Externalities, external effects
Economic acts (e.g. consumption, production, cartel agreements) can affect uninvolved third parties. Depending on whether these consequences are beneficial or reducing, we speak of positive or negative external effects. Examples of positive external effects would be the costly renovation of a listed building that also benefits neighbours by offering a more attractive view, or research activities whose results can be used by the general public. Negative external effects occur, for example, in the production of electricity from coal, as the associated air pollution and CO2 emissions have a negative impact on the health of the population and on the greenhouse effect. Noise pollution from airplanes or from practicing a loud musical instrument are also examples of negative external effects.
Since the external effects are not taken into account in the cost-benefit considerations of the polluter, suboptimal decisions or market failures usually result.

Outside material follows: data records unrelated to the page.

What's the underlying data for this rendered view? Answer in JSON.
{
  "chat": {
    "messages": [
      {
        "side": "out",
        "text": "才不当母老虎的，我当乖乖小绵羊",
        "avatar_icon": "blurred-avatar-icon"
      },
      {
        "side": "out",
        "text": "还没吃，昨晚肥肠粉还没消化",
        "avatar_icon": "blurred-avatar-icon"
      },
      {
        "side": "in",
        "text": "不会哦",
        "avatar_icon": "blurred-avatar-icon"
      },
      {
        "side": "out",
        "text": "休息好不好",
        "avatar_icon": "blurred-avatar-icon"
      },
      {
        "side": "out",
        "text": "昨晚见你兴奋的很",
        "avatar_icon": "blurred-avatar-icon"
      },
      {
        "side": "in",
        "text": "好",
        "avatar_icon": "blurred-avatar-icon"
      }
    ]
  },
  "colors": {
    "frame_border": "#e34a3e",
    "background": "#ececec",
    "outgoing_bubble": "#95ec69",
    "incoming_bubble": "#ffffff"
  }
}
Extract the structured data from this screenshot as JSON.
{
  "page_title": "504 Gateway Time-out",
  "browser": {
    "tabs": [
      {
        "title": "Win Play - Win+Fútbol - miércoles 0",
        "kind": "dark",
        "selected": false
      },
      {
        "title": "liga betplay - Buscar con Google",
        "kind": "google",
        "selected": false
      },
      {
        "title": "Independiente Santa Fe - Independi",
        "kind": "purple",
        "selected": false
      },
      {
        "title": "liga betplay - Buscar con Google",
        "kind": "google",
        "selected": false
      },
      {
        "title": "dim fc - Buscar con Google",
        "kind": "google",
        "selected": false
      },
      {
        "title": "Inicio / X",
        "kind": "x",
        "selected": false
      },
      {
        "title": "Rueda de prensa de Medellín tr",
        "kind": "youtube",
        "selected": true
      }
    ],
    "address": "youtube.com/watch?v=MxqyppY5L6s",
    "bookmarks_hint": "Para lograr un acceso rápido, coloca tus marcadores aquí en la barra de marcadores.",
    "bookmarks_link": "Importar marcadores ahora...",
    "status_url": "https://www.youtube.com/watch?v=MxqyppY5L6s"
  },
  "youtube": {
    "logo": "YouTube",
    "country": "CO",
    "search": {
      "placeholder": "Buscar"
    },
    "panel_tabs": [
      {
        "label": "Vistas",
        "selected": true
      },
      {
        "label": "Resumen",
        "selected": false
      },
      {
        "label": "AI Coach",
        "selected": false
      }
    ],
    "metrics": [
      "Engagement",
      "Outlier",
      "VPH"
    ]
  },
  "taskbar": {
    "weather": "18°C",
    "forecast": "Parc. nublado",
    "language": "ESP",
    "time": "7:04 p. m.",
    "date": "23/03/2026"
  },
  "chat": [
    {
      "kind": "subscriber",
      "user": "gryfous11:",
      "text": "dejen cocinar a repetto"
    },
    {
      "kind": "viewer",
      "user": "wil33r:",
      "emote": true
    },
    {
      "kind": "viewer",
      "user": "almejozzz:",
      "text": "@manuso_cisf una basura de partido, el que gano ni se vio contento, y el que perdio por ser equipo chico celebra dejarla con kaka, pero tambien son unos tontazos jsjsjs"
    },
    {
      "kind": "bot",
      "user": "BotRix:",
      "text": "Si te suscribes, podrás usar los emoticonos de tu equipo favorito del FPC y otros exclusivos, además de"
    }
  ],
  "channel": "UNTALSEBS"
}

In particular, governmental regulations or institutions can attempt to remedy this by internalising negative external effects, i.e. assigning them to the polluter. Mineral oil taxes or trading in CO2 emission rights are measures that make environmental pollution more expensive for the polluters and thus at least partially internalise external effects. Another possibility is the (limited) prohibition of measures that lead to negative external effects. Examples would be the establishment of rest periods during which no loud music may be played or a ban on ozone-depleting CFCs in refrigerators.
Positive externalities can lead to the undesirably low availability of the relevant goods, as the polluter bears the full costs but does not reap the full benefits. This can be countered by promotional measures, such as improved depreciation of renovation costs of listed buildings or patent protection for inventions.